Car j’étais moi aussi enfermé, je ne pouvais pas sortir, même pas dans la petite cour, derrière, avec les autres enfants. Tout ça m’a fait plonger dans un monde intérieur et j’ai commencé à avoir une obsession pour la pâte à modeler, à faire des petits dessins, à assembler des objets. Un bout de brosse pour se laver les dents, je le cassais et je faisais une petite sculpture ou bien je prenais une petite boule de terre.
Quelle différence d’âge il y avait entre toi et ton frère ?
Huit ans. Il est né en 55, et moi en 63.
Quand tu as commencé à créer, est-ce qu’autour de toi, les gens ont fait attention à ton travail ? Est-ce que tu aimais montrer tes œuvres à tes parents, à des amis ou tu gardais tout pour toi ?
Ce que je faisais était très basique, très simple. Je le faisais pour moi, c’était personnel. Je vais te faire une autre confession. Mon frère avait des crises très récurrentes qui me laissaient comme en état de choc. Paralysé. C’était comme une force invisible qui ne me laissait pas tranquille. C’était violent... Cela me conduisaient à me faire du mal. J’avais peur de ce qui se passait à l’intérieur de moi, à l’intérieur de mon organisme. Qu’y avait-il ? Que se passait-il ? Une terreur inexplicable. J’étais effrayé par ces sensations. Des fois, je prenais un petit bout de fil de fer et je l’introduisais dans mon corps par le nombril ou par le conduit de mon pénis. J’avais peur, peur. Qu’y avait-il dans mon corps ? Je me rappelle que j’avais une sorte de lunettes. C’étaient comme des loupes en forme de disques. J’essayais de les mettre et voir si je pouvais regarder à l’intérieur de mon corps. Je faisais plein de choses comme ça, des choses bizarres… Bon, je ne me suis pas opéré non plus ! Peut-être parce que je n’en avais pas la possibilité, je n’avais pas de bloc opératoire !
Pour t’opérer de quoi ?
J’essayais de m’explorer. Si j’avais quelque chose sur la peau par exemple, j’essayais de fouiller, de gratter. Je ressentais une telle terreur, une telle peur.
Et avec ton père ?
J’ai développé un complexe avec mon père. Quand il jouait avec moi, il me lançait une balle en plastique et il me frappait au visage. Il se moquait de moi. J’ai fini par développer un complexe.
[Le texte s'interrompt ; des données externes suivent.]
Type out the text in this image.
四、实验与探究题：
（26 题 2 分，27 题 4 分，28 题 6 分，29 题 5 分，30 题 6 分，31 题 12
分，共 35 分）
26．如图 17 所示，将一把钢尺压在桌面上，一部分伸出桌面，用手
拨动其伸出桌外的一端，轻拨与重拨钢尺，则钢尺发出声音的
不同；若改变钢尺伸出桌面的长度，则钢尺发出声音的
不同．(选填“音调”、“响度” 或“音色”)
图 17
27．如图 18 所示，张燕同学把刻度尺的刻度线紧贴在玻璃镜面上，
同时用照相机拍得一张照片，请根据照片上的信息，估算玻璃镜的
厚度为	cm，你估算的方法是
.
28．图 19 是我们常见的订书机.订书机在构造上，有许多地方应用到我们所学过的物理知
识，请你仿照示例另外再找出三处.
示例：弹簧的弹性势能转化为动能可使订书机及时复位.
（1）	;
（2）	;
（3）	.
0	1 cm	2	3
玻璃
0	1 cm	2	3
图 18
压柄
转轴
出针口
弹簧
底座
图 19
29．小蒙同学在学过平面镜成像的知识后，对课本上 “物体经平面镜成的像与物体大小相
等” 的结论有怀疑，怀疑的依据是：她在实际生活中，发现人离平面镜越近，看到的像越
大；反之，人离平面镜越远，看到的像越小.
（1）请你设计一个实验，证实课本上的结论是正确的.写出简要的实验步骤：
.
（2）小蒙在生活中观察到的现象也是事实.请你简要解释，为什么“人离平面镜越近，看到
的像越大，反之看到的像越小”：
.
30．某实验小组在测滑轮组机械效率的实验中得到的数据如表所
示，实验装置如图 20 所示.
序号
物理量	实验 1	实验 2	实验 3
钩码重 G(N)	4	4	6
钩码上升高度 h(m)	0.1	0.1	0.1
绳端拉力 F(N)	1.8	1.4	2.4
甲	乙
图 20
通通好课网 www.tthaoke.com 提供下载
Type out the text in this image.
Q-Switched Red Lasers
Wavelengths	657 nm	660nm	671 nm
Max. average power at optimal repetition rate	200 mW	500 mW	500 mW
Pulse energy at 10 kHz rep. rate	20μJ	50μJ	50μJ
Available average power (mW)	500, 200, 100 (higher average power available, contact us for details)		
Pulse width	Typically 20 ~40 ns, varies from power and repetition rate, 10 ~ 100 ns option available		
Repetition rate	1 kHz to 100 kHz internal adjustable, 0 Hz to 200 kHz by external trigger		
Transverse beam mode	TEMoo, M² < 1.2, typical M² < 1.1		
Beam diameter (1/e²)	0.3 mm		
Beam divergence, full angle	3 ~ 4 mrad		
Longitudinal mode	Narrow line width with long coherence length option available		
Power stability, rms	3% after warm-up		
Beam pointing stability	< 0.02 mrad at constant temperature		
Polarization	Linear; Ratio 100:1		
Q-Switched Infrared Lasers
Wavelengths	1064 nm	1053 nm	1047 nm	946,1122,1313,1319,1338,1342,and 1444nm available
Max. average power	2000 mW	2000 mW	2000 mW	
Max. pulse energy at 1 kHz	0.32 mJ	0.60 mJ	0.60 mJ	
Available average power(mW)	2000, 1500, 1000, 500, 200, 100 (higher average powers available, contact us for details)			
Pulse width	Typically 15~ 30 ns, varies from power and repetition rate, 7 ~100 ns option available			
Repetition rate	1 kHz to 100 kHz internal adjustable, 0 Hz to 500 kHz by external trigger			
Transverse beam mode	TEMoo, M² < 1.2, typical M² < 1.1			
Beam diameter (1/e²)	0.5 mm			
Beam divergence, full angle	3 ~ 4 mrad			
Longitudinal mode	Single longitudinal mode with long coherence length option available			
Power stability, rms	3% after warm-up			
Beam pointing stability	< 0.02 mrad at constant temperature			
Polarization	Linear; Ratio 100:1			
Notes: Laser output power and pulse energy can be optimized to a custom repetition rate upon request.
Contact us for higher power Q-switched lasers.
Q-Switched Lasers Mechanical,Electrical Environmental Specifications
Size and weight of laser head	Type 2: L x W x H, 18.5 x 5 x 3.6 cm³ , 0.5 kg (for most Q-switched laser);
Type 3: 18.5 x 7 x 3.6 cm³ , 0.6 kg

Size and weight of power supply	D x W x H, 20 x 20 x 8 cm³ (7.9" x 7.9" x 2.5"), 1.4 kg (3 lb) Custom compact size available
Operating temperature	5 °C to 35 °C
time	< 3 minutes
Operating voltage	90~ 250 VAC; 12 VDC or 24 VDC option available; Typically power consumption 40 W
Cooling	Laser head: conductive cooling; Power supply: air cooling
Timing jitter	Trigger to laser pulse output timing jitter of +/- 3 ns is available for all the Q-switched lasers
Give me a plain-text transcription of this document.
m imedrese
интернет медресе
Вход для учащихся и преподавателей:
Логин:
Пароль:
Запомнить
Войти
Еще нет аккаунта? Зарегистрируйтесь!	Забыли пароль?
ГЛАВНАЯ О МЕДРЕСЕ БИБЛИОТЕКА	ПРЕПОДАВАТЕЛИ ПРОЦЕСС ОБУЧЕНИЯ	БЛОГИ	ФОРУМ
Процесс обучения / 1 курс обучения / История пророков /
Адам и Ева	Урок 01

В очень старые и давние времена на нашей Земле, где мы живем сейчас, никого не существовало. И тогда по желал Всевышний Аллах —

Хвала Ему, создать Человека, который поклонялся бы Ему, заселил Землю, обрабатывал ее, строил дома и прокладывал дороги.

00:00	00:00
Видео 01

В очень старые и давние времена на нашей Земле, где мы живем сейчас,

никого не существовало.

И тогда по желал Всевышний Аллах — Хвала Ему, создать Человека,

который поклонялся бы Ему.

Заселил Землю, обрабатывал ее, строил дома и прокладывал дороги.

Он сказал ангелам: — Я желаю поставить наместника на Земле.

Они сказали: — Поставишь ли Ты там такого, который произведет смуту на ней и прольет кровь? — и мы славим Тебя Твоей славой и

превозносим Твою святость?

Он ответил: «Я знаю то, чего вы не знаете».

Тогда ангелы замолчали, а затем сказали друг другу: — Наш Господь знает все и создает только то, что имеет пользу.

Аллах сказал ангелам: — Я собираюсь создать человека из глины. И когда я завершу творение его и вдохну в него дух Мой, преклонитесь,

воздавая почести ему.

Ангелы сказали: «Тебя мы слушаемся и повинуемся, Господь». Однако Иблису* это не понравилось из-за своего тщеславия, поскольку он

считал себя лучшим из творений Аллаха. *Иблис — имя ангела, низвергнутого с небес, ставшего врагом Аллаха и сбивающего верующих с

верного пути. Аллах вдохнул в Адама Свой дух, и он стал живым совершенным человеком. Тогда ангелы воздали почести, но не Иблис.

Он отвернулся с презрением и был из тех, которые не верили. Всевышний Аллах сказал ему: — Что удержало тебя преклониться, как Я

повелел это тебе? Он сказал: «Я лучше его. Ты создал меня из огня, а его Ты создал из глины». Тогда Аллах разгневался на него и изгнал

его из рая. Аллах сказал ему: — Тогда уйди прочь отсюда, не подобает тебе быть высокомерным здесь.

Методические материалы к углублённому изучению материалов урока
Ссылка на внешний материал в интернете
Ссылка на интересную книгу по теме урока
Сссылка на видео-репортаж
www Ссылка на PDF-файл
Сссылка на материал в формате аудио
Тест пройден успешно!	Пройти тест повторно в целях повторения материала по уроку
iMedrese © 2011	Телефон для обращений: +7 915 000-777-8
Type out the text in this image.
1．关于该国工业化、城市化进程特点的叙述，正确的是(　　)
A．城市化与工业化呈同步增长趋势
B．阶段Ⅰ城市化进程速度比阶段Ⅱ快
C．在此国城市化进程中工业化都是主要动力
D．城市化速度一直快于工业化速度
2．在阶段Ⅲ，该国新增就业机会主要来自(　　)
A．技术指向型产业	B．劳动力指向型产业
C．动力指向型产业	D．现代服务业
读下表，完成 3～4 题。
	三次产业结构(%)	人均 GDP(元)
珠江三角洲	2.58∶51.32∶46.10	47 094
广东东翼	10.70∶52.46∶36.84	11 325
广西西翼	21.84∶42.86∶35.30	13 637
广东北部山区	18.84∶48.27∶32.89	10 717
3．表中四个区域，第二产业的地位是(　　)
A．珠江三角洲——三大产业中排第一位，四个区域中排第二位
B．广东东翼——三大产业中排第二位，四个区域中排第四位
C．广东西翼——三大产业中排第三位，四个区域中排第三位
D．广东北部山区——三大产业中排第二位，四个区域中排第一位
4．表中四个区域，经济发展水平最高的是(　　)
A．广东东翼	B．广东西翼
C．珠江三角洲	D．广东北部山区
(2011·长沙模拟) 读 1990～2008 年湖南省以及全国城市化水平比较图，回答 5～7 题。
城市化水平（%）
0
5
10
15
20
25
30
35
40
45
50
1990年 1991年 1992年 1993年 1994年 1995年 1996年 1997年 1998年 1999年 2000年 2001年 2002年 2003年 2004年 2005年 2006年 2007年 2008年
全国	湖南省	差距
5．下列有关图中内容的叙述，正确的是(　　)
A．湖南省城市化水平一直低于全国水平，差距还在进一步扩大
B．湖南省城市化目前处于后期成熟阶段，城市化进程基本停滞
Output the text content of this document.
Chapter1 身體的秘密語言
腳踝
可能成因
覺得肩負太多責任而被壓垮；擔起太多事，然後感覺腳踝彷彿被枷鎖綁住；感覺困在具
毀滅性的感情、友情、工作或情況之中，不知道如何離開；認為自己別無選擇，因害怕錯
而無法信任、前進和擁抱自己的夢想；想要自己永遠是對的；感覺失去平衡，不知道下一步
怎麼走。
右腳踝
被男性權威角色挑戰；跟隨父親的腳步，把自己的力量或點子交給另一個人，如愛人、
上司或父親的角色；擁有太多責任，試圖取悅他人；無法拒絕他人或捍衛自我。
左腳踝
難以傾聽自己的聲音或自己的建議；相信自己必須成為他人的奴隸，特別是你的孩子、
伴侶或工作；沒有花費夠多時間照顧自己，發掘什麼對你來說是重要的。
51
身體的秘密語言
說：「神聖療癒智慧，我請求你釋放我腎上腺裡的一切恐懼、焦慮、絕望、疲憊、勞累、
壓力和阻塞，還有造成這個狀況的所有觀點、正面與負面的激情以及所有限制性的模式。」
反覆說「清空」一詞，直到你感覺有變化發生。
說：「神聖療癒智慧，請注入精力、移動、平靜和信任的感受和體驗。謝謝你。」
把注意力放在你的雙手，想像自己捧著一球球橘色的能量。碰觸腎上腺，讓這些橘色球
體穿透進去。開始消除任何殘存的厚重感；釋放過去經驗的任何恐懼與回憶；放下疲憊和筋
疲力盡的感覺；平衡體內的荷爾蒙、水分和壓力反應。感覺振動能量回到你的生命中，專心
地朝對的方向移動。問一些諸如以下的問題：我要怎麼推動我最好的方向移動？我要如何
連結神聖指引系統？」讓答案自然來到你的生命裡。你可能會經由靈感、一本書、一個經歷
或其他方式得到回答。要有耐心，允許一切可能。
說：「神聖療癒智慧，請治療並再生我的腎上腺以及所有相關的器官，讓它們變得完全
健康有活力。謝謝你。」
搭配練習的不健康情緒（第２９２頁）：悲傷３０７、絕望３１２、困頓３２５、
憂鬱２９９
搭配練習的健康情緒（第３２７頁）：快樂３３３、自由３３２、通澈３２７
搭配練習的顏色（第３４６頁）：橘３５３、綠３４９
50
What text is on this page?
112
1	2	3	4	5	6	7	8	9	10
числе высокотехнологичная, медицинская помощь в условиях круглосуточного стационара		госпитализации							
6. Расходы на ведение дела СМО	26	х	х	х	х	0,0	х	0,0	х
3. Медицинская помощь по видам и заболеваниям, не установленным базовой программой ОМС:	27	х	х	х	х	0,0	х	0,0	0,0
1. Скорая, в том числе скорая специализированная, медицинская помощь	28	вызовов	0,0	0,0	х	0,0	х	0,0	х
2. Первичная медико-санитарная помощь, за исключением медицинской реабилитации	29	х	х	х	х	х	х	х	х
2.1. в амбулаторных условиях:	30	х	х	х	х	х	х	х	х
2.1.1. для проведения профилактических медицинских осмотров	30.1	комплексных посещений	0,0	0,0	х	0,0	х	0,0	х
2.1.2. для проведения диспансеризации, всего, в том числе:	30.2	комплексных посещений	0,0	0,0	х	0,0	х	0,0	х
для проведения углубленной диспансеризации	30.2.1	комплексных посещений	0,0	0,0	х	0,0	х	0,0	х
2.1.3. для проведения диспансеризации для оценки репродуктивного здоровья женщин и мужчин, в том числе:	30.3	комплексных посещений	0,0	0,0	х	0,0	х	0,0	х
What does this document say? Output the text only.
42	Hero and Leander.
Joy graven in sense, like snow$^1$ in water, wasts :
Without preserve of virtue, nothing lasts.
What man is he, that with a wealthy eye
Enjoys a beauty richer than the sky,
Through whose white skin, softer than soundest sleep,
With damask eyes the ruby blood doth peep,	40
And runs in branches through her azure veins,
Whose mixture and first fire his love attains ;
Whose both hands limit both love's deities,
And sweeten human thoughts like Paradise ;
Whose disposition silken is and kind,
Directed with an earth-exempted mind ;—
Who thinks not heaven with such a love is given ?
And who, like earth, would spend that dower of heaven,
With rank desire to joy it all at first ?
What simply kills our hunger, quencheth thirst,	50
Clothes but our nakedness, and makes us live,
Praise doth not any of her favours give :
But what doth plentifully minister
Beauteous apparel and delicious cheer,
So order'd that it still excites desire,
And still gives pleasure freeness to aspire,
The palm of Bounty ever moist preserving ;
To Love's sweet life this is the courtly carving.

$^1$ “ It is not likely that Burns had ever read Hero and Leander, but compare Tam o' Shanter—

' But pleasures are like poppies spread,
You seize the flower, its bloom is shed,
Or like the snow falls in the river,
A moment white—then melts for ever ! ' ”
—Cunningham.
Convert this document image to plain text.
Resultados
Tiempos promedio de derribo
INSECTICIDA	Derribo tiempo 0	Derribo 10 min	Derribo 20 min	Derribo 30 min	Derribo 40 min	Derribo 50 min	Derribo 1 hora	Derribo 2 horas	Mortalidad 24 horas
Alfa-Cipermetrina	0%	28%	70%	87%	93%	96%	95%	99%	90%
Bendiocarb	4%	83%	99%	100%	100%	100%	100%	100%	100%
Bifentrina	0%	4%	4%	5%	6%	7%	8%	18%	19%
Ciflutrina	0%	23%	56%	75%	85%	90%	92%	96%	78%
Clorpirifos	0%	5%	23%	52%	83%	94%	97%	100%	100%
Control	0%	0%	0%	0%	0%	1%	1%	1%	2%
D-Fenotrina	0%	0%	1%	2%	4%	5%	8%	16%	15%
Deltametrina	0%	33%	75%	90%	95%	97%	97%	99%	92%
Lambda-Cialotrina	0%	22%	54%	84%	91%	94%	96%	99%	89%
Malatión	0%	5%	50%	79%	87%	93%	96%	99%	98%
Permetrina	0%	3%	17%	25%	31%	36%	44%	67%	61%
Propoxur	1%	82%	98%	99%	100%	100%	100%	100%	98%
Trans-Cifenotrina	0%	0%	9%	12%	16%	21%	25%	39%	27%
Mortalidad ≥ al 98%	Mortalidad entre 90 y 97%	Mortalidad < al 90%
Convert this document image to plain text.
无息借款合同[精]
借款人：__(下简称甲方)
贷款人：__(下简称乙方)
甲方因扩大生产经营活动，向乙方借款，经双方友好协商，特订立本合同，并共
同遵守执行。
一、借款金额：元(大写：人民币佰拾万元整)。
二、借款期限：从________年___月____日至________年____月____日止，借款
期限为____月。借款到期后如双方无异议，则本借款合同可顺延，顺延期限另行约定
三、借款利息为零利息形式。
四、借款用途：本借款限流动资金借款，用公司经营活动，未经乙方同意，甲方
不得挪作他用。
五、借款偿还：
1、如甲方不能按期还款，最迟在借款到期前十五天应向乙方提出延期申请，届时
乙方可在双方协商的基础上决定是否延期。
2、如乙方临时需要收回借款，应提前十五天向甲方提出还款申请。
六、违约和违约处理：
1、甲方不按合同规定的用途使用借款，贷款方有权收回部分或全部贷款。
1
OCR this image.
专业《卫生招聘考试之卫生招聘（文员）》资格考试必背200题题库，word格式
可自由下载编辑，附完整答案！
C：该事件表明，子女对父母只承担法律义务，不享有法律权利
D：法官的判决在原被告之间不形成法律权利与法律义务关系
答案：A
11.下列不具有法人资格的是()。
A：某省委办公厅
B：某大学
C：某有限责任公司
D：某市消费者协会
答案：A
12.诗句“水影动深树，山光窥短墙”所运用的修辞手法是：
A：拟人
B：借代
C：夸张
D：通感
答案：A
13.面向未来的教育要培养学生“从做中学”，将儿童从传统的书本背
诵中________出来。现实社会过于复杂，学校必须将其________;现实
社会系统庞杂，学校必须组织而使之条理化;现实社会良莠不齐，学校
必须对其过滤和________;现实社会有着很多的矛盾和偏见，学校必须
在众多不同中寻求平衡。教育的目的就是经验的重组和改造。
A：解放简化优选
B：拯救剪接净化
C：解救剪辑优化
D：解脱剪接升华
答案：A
Je ne regardais plus les gens en face, je parlais de biais. Je ne voulais pas qu’on me regarde de peur qu’on me dise : « Tu as un nez bizarre ». J’ai souffert de ça. J’en ris maintenant, mais c’était dur.
Durant cet entretien, Pablo, le psychiatre de Cadi, se tient à ses côtés. J’en profite pour lui poser quelques questions.
Bonjour Pablo. D’après toi, comment va Cadi ? Quel est son rapport avec la schizophrénie aujourd’hui ?
Il ne souffre plus exactement de schizophrénie.
Il lutte encore avec lui-même ?
Oui. C’est très difficile, vraiment.
Cadi nous disait que son frère avait des épisodes de schizophrénie. Comment qualifierais-tu son état ?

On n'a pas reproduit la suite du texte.